# Left Behind Reboot - in theaters Oct 3rd



## Mike Edwards (Mar 10, 2011)

> Among the most highly anticipated films to be released in 2014, Stoney Lake Entertainment announces the full-length action-adventure motion picture LEFT BEHIND. The movie stars Academy Award winner Nicolas Cage (NATIONAL TREASURE, CITY OF ANGELS, THE CROODS) as Rayford Steele, as well as Chad Michael Murray, Cassi Thomson, Nicky Whelan, Lea Thompson and Jordin Sparks. The movie is directed by veteran filmmaker, Vic Armstrong (THOR, AMAZING SPIDER-MAN, WAR OF THE WORLDS), widely renowned for directing action sequences.
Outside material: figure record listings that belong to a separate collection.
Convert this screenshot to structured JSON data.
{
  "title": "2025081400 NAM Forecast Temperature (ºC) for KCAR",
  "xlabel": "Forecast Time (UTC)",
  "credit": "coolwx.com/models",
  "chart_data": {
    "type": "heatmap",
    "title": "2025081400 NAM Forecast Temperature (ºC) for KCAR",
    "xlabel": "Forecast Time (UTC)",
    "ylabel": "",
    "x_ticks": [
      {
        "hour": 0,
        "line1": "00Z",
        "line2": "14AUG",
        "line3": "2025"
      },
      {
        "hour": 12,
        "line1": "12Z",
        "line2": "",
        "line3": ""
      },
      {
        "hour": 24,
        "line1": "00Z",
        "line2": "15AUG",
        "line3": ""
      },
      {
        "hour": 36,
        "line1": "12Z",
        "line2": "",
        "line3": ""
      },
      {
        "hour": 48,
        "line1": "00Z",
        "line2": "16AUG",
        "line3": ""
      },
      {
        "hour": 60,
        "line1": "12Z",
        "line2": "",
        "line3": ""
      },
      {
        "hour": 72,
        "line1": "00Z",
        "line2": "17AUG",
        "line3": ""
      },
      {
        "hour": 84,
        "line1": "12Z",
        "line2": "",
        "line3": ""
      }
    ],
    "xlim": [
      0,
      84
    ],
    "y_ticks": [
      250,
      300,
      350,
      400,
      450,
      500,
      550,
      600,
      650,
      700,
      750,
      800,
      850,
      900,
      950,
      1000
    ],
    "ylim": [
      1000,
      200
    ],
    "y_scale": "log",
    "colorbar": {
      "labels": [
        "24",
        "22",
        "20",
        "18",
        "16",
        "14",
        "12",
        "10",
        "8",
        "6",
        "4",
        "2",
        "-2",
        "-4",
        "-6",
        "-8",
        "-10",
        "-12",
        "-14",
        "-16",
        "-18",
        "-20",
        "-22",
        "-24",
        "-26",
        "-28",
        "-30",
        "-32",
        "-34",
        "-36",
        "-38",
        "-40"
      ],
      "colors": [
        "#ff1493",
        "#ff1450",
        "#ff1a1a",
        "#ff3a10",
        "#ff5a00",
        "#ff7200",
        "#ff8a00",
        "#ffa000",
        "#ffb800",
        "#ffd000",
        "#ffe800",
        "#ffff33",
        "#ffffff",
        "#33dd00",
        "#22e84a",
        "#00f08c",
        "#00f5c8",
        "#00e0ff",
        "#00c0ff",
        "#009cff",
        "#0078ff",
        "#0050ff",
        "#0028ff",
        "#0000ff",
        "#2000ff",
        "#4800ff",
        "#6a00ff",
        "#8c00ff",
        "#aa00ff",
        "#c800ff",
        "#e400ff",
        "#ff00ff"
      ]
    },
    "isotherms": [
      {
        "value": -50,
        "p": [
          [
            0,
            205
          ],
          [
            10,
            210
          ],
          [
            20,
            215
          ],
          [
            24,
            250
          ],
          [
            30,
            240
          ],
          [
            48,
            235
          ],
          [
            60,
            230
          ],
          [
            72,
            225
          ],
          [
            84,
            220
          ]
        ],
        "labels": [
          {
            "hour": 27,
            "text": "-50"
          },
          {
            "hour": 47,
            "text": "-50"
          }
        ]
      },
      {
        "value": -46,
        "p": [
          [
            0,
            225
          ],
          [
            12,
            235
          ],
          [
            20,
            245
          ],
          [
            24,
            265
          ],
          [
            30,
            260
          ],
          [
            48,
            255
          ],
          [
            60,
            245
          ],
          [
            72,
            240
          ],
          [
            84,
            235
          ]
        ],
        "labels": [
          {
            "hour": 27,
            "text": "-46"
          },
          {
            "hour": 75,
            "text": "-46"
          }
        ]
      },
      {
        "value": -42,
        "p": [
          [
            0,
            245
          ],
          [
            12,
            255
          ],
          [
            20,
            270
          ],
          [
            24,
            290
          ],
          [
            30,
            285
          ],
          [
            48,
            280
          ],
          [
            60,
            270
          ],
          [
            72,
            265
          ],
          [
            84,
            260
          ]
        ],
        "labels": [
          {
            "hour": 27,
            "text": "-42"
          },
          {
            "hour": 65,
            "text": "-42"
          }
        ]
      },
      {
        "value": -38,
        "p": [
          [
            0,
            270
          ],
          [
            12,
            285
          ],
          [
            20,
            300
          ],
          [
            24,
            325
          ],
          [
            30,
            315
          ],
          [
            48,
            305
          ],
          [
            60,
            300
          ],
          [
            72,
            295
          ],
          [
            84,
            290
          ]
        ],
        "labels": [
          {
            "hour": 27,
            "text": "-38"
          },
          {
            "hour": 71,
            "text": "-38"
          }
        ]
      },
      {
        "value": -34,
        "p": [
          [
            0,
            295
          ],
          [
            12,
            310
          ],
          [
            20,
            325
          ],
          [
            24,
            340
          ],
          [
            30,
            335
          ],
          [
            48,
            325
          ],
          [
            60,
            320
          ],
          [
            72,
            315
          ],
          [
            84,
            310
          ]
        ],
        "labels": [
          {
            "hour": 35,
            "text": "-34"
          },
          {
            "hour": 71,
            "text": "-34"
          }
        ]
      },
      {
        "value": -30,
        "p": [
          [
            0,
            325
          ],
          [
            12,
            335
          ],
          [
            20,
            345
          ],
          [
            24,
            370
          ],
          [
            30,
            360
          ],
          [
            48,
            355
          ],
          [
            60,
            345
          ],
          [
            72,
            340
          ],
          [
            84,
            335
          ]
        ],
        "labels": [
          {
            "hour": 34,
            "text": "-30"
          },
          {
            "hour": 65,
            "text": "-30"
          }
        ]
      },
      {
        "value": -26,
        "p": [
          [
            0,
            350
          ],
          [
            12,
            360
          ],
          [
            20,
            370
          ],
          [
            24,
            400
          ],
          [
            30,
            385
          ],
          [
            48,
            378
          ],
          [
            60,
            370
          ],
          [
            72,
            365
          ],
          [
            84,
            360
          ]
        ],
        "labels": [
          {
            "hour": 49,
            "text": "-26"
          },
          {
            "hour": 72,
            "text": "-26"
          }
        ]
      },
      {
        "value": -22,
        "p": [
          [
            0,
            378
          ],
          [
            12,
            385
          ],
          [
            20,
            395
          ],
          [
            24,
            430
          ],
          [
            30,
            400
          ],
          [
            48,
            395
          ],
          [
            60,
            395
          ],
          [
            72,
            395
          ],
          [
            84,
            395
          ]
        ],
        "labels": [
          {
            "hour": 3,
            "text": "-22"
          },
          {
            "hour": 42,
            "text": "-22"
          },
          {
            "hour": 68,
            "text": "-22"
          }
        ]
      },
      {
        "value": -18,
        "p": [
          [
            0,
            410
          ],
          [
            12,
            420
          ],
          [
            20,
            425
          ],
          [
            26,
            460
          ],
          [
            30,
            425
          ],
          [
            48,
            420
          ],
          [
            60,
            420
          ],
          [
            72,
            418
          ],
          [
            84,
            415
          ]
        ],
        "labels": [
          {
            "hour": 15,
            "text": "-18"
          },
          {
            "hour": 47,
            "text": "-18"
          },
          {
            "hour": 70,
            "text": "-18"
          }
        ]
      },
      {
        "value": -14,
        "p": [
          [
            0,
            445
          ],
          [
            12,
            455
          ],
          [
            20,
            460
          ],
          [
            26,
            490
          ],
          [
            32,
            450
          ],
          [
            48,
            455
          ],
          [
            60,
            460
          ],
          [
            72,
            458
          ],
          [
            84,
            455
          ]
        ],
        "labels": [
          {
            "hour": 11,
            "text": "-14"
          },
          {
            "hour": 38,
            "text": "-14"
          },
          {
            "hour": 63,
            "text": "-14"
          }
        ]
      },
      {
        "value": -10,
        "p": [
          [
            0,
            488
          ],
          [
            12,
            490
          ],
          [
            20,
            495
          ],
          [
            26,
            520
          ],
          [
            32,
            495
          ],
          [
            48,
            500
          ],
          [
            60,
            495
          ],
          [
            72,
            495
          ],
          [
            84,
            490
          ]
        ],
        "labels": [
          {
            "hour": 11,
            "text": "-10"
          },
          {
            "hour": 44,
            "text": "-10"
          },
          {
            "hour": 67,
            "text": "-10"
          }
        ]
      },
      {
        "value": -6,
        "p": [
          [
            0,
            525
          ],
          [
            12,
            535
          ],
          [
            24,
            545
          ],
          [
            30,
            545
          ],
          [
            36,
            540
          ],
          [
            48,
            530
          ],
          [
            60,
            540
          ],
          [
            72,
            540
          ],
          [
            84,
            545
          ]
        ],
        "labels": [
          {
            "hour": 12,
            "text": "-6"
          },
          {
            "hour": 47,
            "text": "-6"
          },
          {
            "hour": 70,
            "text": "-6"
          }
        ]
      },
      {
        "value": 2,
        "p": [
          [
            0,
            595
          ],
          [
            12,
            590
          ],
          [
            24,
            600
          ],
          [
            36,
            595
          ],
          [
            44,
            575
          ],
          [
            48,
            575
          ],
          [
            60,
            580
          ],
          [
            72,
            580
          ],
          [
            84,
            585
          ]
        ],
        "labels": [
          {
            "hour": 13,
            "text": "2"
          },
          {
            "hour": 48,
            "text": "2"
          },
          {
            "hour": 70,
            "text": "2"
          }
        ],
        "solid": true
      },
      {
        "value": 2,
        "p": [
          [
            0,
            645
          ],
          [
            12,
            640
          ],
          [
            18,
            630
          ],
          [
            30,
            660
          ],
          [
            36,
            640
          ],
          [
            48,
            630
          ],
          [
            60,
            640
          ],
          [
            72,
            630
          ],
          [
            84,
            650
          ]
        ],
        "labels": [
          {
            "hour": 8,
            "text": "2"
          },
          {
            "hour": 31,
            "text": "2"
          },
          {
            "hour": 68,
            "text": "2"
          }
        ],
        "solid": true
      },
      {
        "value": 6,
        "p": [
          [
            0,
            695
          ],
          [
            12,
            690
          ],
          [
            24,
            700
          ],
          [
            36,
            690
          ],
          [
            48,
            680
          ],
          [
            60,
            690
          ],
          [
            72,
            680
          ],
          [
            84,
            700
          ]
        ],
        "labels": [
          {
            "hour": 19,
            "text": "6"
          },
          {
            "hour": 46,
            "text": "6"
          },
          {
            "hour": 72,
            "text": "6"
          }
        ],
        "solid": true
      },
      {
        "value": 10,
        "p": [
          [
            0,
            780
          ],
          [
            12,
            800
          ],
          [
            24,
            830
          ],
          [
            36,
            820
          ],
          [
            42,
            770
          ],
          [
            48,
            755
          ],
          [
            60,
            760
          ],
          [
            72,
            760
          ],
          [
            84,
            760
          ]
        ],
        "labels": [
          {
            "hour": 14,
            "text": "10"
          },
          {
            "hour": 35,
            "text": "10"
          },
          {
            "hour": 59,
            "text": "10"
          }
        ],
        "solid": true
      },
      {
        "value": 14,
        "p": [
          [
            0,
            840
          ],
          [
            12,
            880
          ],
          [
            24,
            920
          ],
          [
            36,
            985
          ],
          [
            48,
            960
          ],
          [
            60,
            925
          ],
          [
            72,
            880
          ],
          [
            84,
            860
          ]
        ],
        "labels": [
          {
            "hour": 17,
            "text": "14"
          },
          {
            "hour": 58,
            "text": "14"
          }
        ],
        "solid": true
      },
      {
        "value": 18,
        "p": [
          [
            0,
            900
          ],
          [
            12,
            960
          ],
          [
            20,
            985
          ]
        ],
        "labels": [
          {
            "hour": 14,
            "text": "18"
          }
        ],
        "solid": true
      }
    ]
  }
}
LEFT BEHIND is produced and distributed by Stoney Lake Entertainment, with the national release slated for October 3, 2014.
> 
> 
> LEFT BEHIND follows Rayford Steele (Nicolas Cage) who is piloting a commercial airliner just hours after the Rapture when millions of people around the globe simply vanish. Thirty thousand feet over the Atlantic, Rayford is faced with a damaged plane, terrified passengers, and a desperate desire to get back to his family. On the ground, his daughter, Chloe Steele (Cassi Thomson) is among those left behind, forced to navigate a world of madness as she searches for her lost mother and brother. Shot mostly in and around Baton Rouge, LA., LEFT BEHIND was produced by Paul Lalonde and Michael Walker and co-written by Paul Lalonde and John Patus.
> ...


----------